Le Groupe BETOM (BETOM Ingeniere, Cap Terre, IDéAM) intervient dans la conception-réalisation de bâtiments depuis maintenant plus de cinquante ans. Par nature, notre métier nous donne un prisme d’observation privilégié des tendances, qu’elles soient durables ou de simples effets de modes. Témoignage de Cédric Nicard, Directeur chez Cap Terre, pour qui l’immobilier est un levier de la transition urbaine.
« A l’orée des premières règlementations thermiques, l’économie d’énergie (comprendre financière donc) était le facteur déterminant du recours à un bureau d’études tel que le nôtre. S’en est suivie une quête de confort intérieur puis une tentative de résolution des enjeux d’équilibre performance/confort par la technologie. Les smart-building sont nés, pleins de promesses de modernité et de service de proximité. Mais le pragmatisme nous a tous rattrapé car le secteur avait alors oublié que l’intelligence ne se trouvait pas dans les machines mais dans les occupants des bâtiments dont la raison d’être première est d’assurer un abri de qualité aux activités humaines.

Le pragmatisme semble aujourd’hui à nouveau de mise dans l’acte de construire et d’exploiter. Mais rappelons que l’urgence climatique n’est plus devant nous, elle est sur nous. L’ensemble du secteur du bâtiment a déjà bien engagé des mesures visant à limiter son impact. Matériaux de construction bas carbone, raccourcissement des flux d’approvisionnement, rationalisation des surfaces artificialisées, etc. Mais ce n’est aujourd’hui plus suffisant.

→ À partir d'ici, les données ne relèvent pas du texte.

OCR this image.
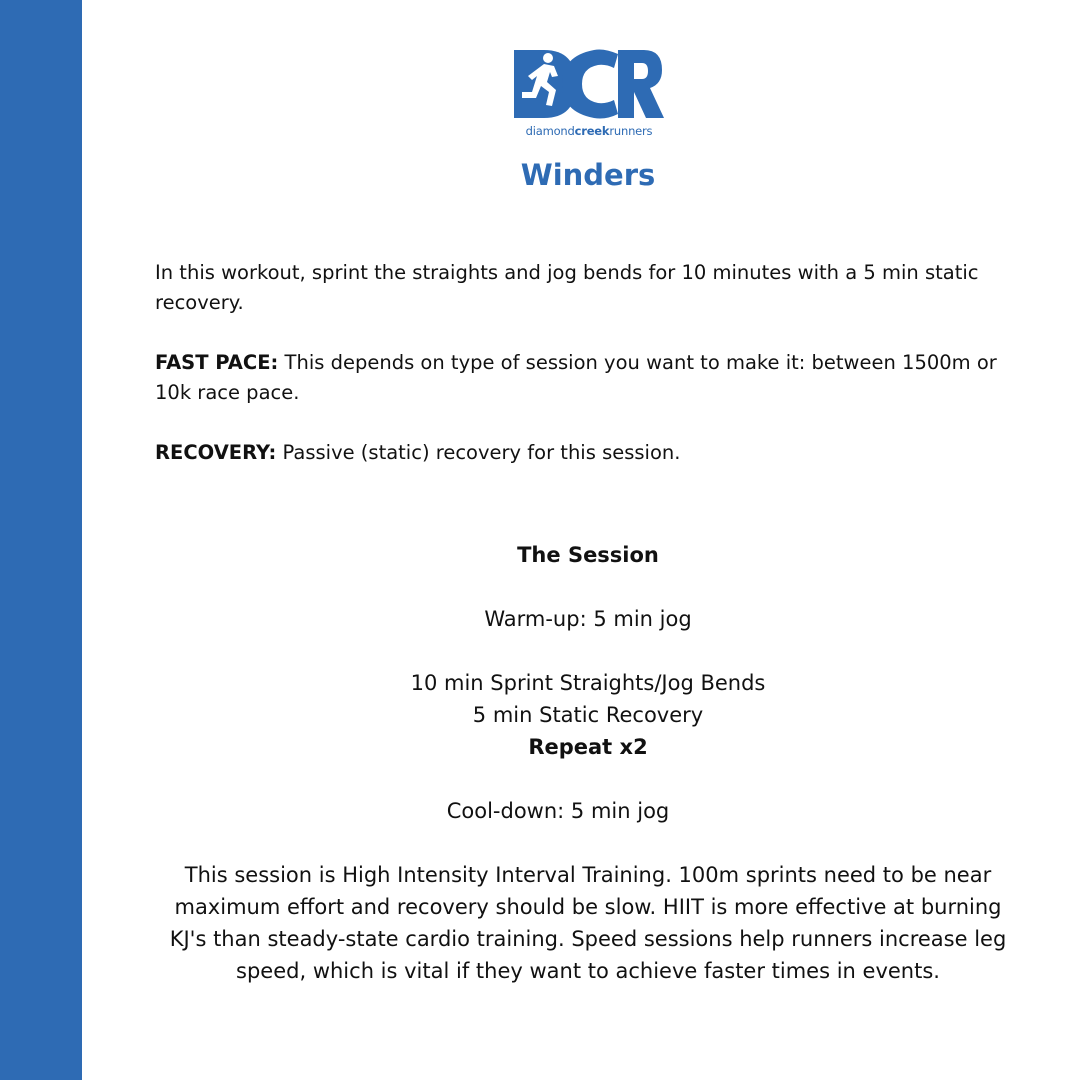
diamondcreekrunners
Winders

In this workout, sprint the straights and jog bends for 10 minutes with a 5 min static recovery.

FAST PACE: This depends on type of session you want to make it: between 1500m or 10k race pace.

RECOVERY: Passive (static) recovery for this session.

The Session
Warm-up: 5 min jog
10 min Sprint Straights/Jog Bends
5 min Static Recovery
Repeat x2
Cool-down: 5 min jog
This session is High Intensity Interval Training. 100m sprints need to be near
maximum effort and recovery should be slow. HIIT is more effective at burning
KJ's than steady-state cardio training. Speed sessions help runners increase leg
speed, which is vital if they want to achieve faster times in events.
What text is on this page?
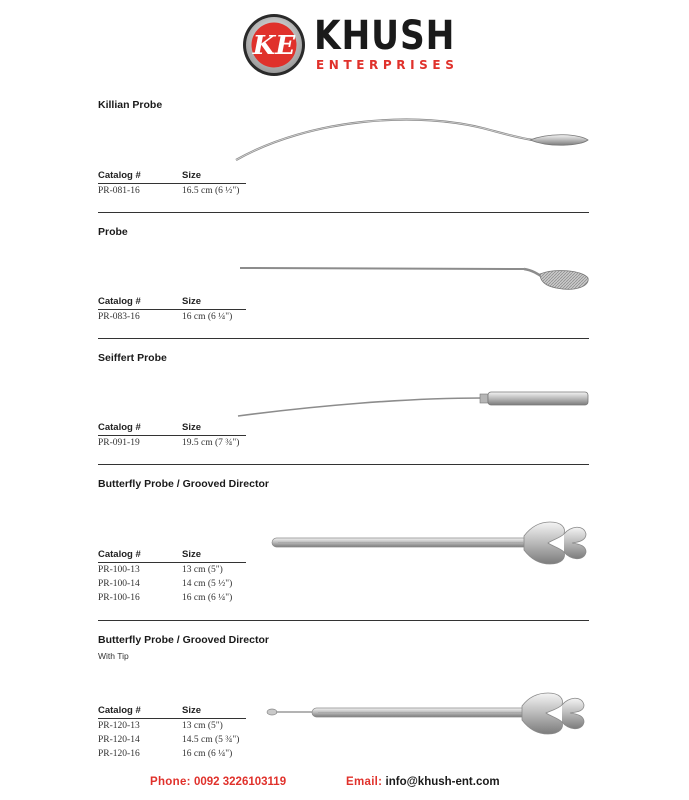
KE KHUSH
ENTERPRISES
Killian Probe
Catalog #	Size
PR-081-16	16.5 cm (6 ½")
Probe
Catalog #	Size
PR-083-16	16 cm (6 ¼")
Seiffert Probe
Catalog #	Size
PR-091-19	19.5 cm (7 ¾")
Butterfly Probe / Grooved Director
Catalog #	Size
PR-100-13	13 cm (5")
PR-100-14	14 cm (5 ½")
PR-100-16	16 cm (6 ¼")
Butterfly Probe / Grooved Director
With Tip
Catalog #	Size
PR-120-13	13 cm (5")
PR-120-14	14.5 cm (5 ¾")
PR-120-16	16 cm (6 ¼")
Phone: 0092 3226103119	Email: info@khush-ent.com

La sobriété demeurera essentielle mais elle doit aujourd’hui s’accompagner de mesures d’adaptation visant à engager une démarche de résilience urbaine. Les ilots de chaleur urbains sont notamment des pièges dans lesquels il est aujourd’hui fréquent de tomber, ils créent des « bulles » aggravant localement les effets du dérèglement climatique et entraînent directement un inconfort accru dans les immeubles ainsi qu’un vieillissement prématuré des équipements techniques. Il est aujourd’hui prouvé que la climatisation des immeubles est non seulement un pansement sur une jambe de bois, mais également qu’elle aggrave la situation. Solutions passives et apport de biodiversité sont des premières solutions désormais plus largement déployées. Inondations, manque d’eau et phénomène de retrait-gonflement des argiles fragilisant et endommageant les structures sont d’autres enjeux physiques indissociables.

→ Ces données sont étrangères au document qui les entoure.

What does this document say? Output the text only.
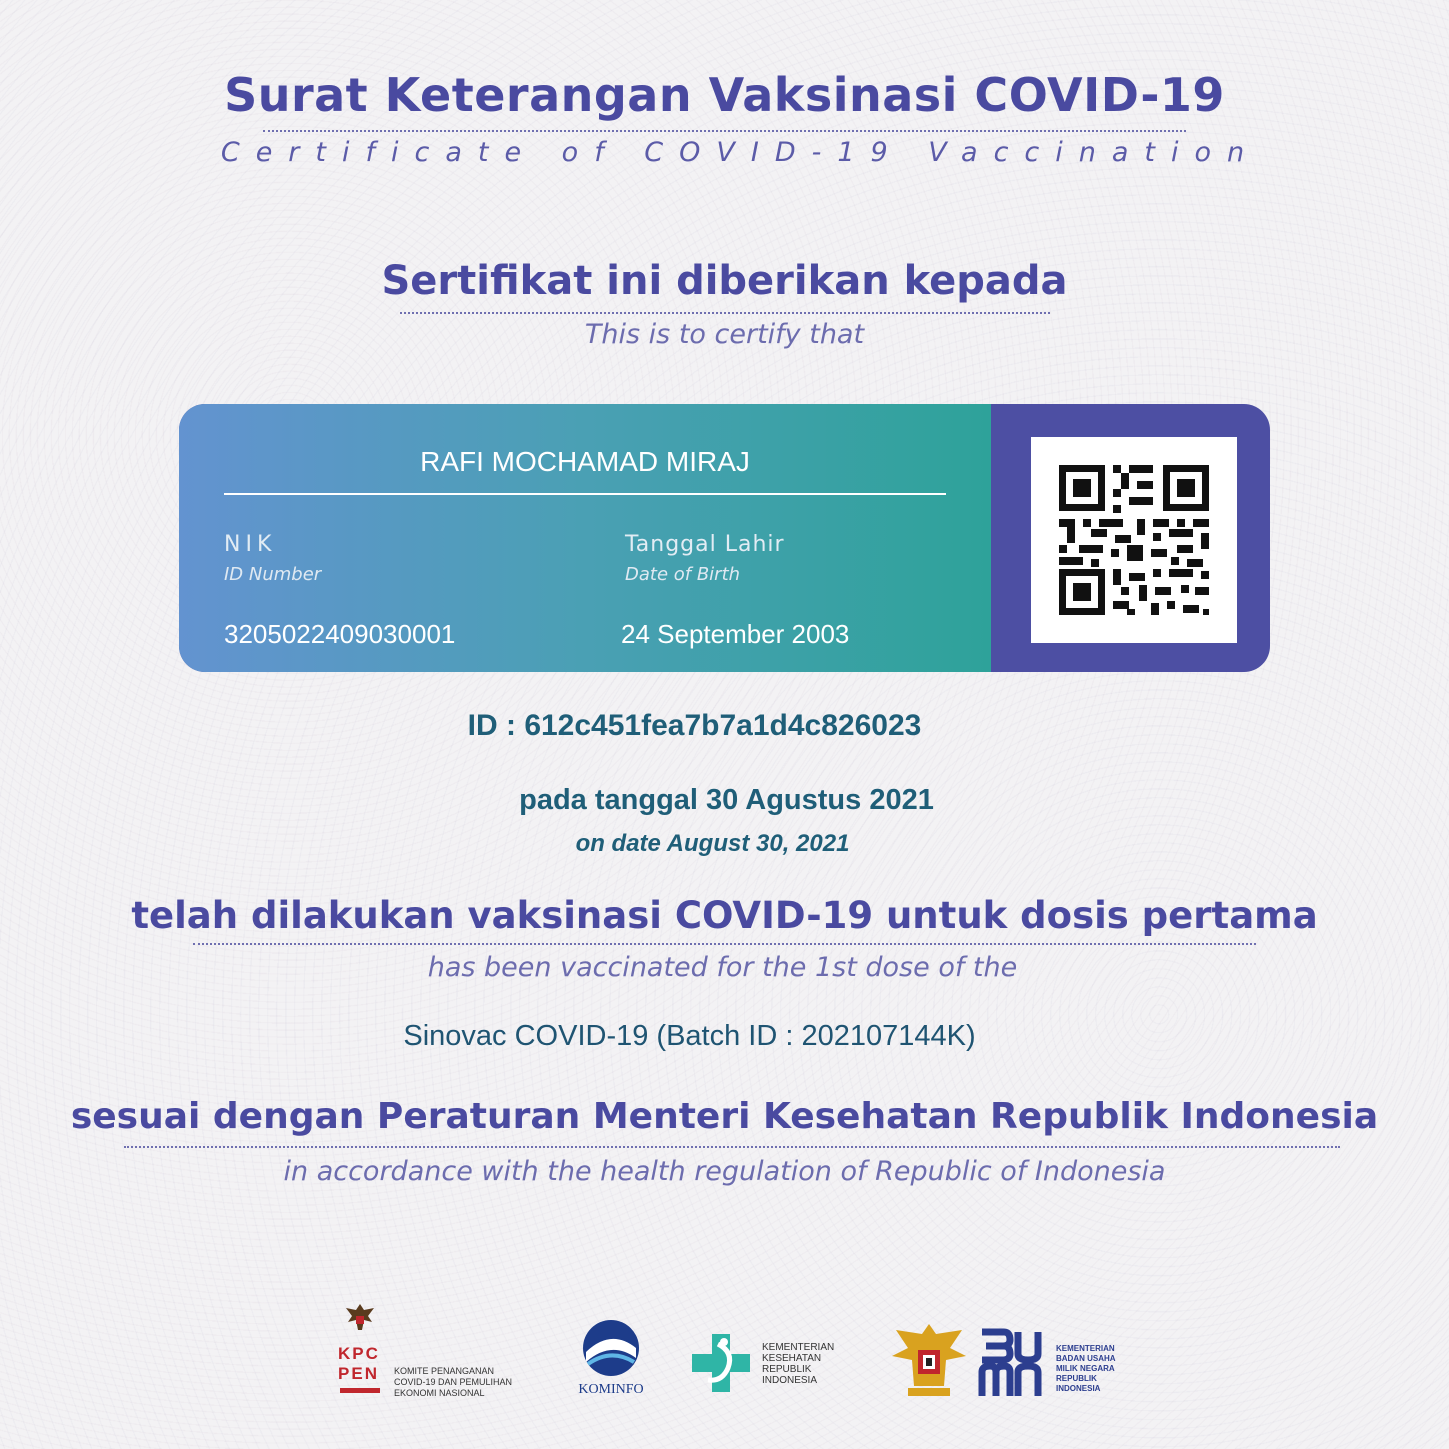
Surat Keterangan Vaksinasi COVID-19
Certificate of COVID-19 Vaccination
Sertifikat ini diberikan kepada
This is to certify that
RAFI MOCHAMAD MIRAJ
NIK
ID Number
3205022409030001
Tanggal Lahir
Date of Birth
24 September 2003
ID : 612c451fea7b7a1d4c826023
pada tanggal 30 Agustus 2021
on date August 30, 2021
telah dilakukan vaksinasi COVID-19 untuk dosis pertama
has been vaccinated for the 1st dose of the
Sinovac COVID-19 (Batch ID : 202107144K)
sesuai dengan Peraturan Menteri Kesehatan Republik Indonesia
in accordance with the health regulation of Republic of Indonesia
KPC
PEN	KOMITE PENANGANAN
COVID-19 DAN PEMULIHAN
EKONOMI NASIONAL	KOMINFO
KEMENTERIAN
KESEHATAN
REPUBLIK
INDONESIA
KEMENTERIAN
BADAN USAHA
MILIK NEGARA
REPUBLIK
INDONESIA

Mais la résilience est aussi sociale. Dans un contexte de crises environnementale, sociale, économique et sanitaire, les individus doivent non seulement s’adapter mais également retrouver leur place pour redonner un sens aux espaces urbains. Pour cela, la transition (car finalement la démarche de résilience étant dynamique, elle ne se planifie pas et constitue une brique de transition) doit être rendue acceptable et en un sens sexy. Les démarches artistiques y contribuent, citons par exemple le cas du quartier Jussieu à Versailles où un important plan de travaux d’isolation thermique est couplé avec la réalisation de fresques géantes sur les pignons de bâtiments. Les initiatives de fermes urbaines y jouent un rôle également essentiel, qu’elles soient durables ou intégrées dans un urbanisme transitoire, elles créent un cadre de sensibilisation multigénérationnel mais aussi un terreau d’échange social essentiel à une vie de quartier.
Raison d’être, sobriété et résilience, portées de l’échelle du bâtiment à celle des quartiers et des villes, sont les leviers essentiels de la contribution de l’immobilier à la transition urbaine. »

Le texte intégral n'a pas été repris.